In 2021, CASA sponsored legislation to address this pervasive problem: California bill AB 818 (Bloom). This bill establishes labeling requirements for wet wipes packaging so that Californians will know how to dispose of these products properly, and further requires wipes manufacturers to conduct education and outreach about the “Do Not Flush” symbol and label notice. This bill was the culmination of three years of work at the state level to develop and identify an approach to address wipes that included industry support and buy-in.

There is now a bipartisan push for a national standard on wipes issues, as Congresswoman Lisa McClain (R-MI) and Congressman Alan Lowenthal (D-CA) have introduced the Protecting Infrastructure and Promoting Environmental Stewardship (PIPES) Act, which would require the U.S. Environmental Protection Agency to establish standards for the flushability of disposable wipes. Companion bipartisan legislation has also been introduced in the Senate as the Wastewater Infrastructure Pollution Prevention and Environmental Safety (WIPPES) Act, S. 3956, a bill that would require the Federal Trade Commission, in consultation with EPA, to issue regulations on “do not flush” labeling requirements.

Lessons from the Trenches
Through our work on PFAS, microplastics, and wipes, we have learned a number of lessons about how to successfully advance important environmental legislation while getting buy-in from an array of stakeholders.

First, partnerships and ongoing dialogue are crucial to success. CASA has worked with the environmental community, industry stakeholders, and regulators at every stage of the process to develop a path that makes sense. Having an open dialogue and working together to identify areas of need has been vital to drafting and ultimately passing all these key legislative initiatives.

Start by taking small steps toward seemingly insurmountable problems. The global scale of plastic pollution, the ubiquity of PFAS, and the pervasive usage of wipes are all daunting, large-scale challenges that don’t have a readily apparent universal solution. We have found that the best approach is to take smaller, more manageable parts of the problem, try to develop consensus around those pieces, and use those elements to take incremental steps towards addressing the larger problem.

Having quality data is crucial. A good solution starts with high-quality underlying data, and gathering that data and properly contextualizing it for stakeholders and policymakers is critical to effective advocacy and identifying solutions.

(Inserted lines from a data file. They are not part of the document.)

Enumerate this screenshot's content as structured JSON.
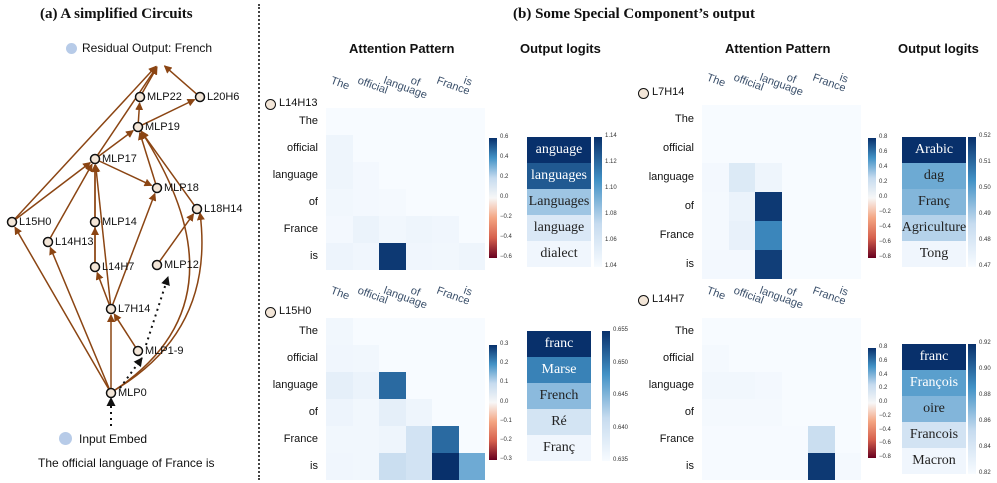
{
  "left": {
    "title": "(a)  A simplified Circuits",
    "residual_output": "Residual Output: French",
    "input_embed": "Input Embed",
    "sentence": "The official language of France is",
    "nodes": {
      "L15H0": "L15H0",
      "L14H13": "L14H13",
      "MLP17": "MLP17",
      "MLP14": "MLP14",
      "L14H7": "L14H7",
      "L7H14": "L7H14",
      "MLP19": "MLP19",
      "MLP22": "MLP22",
      "L20H6": "L20H6",
      "MLP18": "MLP18",
      "L18H14": "L18H14",
      "MLP12": "MLP12",
      "MLP1-9": "MLP1-9",
      "MLP0": "MLP0"
    }
  },
  "right": {
    "title": "(b)  Some Special Component’s output",
    "col_attention": "Attention Pattern",
    "col_logits": "Output logits",
    "tokens": [
      "The",
      "official",
      "language",
      "of",
      "France",
      "is"
    ],
    "panels": [
      {
        "component": "L14H13",
        "attn_max": 1.0,
        "attn": [
          [
            0,
            0,
            0,
            0,
            0,
            0
          ],
          [
            0.06,
            0,
            0,
            0,
            0,
            0
          ],
          [
            0.06,
            0.03,
            0,
            0,
            0,
            0
          ],
          [
            0.04,
            0.03,
            0.02,
            0,
            0,
            0
          ],
          [
            0.03,
            0.08,
            0.04,
            0.06,
            0.05,
            0
          ],
          [
            0.07,
            0.05,
            0.97,
            0.05,
            0.04,
            0.06
          ]
        ],
        "logits": {
          "tokens": [
            "anguage",
            "languages",
            "Languages",
            "language",
            "dialect"
          ],
          "values": [
            1.145,
            1.13,
            1.085,
            1.06,
            1.045
          ]
        },
        "attn_ticks": [
          "0.6",
          "0.4",
          "0.2",
          "0.0",
          "−0.2",
          "−0.4",
          "−0.6"
        ],
        "logit_ticks": [
          "1.14",
          "1.12",
          "1.10",
          "1.08",
          "1.06",
          "1.04"
        ]
      },
      {
        "component": "L7H14",
        "attn_max": 1.0,
        "attn": [
          [
            0,
            0,
            0,
            0,
            0,
            0
          ],
          [
            0,
            0,
            0,
            0,
            0,
            0
          ],
          [
            0.03,
            0.18,
            0.06,
            0,
            0,
            0
          ],
          [
            0.02,
            0.08,
            0.97,
            0,
            0,
            0
          ],
          [
            0.02,
            0.1,
            0.7,
            0,
            0,
            0
          ],
          [
            0.03,
            0.03,
            0.95,
            0,
            0,
            0
          ]
        ],
        "logits": {
          "tokens": [
            "Arabic",
            "dag",
            "Franç",
            "Agriculture",
            "Tong"
          ],
          "values": [
            0.525,
            0.5,
            0.497,
            0.49,
            0.472
          ]
        },
        "attn_ticks": [
          "0.8",
          "0.6",
          "0.4",
          "0.2",
          "0.0",
          "−0.2",
          "−0.4",
          "−0.6",
          "−0.8"
        ],
        "logit_ticks": [
          "0.52",
          "0.51",
          "0.50",
          "0.49",
          "0.48",
          "0.47"
        ]
      },
      {
        "component": "L15H0",
        "attn_max": 1.0,
        "attn": [
          [
            0.04,
            0,
            0,
            0,
            0,
            0
          ],
          [
            0.05,
            0.04,
            0,
            0,
            0,
            0
          ],
          [
            0.12,
            0.08,
            0.8,
            0,
            0,
            0
          ],
          [
            0.07,
            0.04,
            0.12,
            0.06,
            0,
            0
          ],
          [
            0.04,
            0.04,
            0.06,
            0.25,
            0.8,
            0
          ],
          [
            0.05,
            0.04,
            0.3,
            0.25,
            1.0,
            0.55
          ]
        ],
        "logits": {
          "tokens": [
            "franc",
            "Marse",
            "French",
            "Ré",
            "Franç"
          ],
          "values": [
            0.656,
            0.65,
            0.645,
            0.64,
            0.636
          ]
        },
        "attn_ticks": [
          "0.3",
          "0.2",
          "0.1",
          "0.0",
          "−0.1",
          "−0.2",
          "−0.3"
        ],
        "logit_ticks": [
          "0.655",
          "0.650",
          "0.645",
          "0.640",
          "0.635"
        ]
      },
      {
        "component": "L14H7",
        "attn_max": 1.0,
        "attn": [
          [
            0,
            0,
            0,
            0,
            0,
            0
          ],
          [
            0.02,
            0,
            0,
            0,
            0,
            0
          ],
          [
            0.04,
            0.04,
            0.03,
            0,
            0,
            0
          ],
          [
            0.02,
            0.02,
            0.02,
            0,
            0,
            0
          ],
          [
            0.01,
            0.01,
            0.01,
            0.01,
            0.3,
            0
          ],
          [
            0.01,
            0.01,
            0.01,
            0.01,
            0.97,
            0.02
          ]
        ],
        "logits": {
          "tokens": [
            "franc",
            "François",
            "oire",
            "Francois",
            "Macron"
          ],
          "values": [
            0.925,
            0.885,
            0.875,
            0.85,
            0.83
          ]
        },
        "attn_ticks": [
          "0.8",
          "0.6",
          "0.4",
          "0.2",
          "0.0",
          "−0.2",
          "−0.4",
          "−0.6",
          "−0.8"
        ],
        "logit_ticks": [
          "0.92",
          "0.90",
          "0.88",
          "0.86",
          "0.84",
          "0.82"
        ]
      }
    ]
  }
}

Finally, reliable science and sound public policy take time to develop. There are no silver bullets, and when dealing with complex subjects like water quality, it can take years before you are able to wrap your head around the scope of the problem, let alone craft an effective solution. CASA’s flushable wipes labeling legislation didn’t pass until the third year it was introduced. CASA spent an entire year working with partners in the NGO community in a PFAS roundtable setting as we talked through concerns and developed the concepts that eventually became California bill AB 2247. However, if you put in the work, and keep moving the ball forward year after year, you can achieve impactful change on important issues.

About the author

Adam D. Link is the Executive Director for CASA. He has more than a decade of experience managing regulatory, legislative, and legal issues for the water and wastewater sector. He is responsible for leading the association and ensuring that CASA fulfills its mission of providing trusted information and advocacy on behalf of California clean water agencies. He holds degrees from the University of California, Santa Barbara, and University of the Pacific, McGeorge School of Law.

About the company
The California Association of Sanitation Agencies (CASA) has served as the leading voice for clean water agencies on regulatory, legislative, and legal issues for more than 60 years. CASA represents more than 125 local public agencies engaged in the collection, treatment, and recycling of wastewater and biosolids, and its agencies are leaders in sustainability and utilization of renewable resources. Throughout its history, CASA has been proactive in addressing major issues facing the sector through legislation and regulatory actions.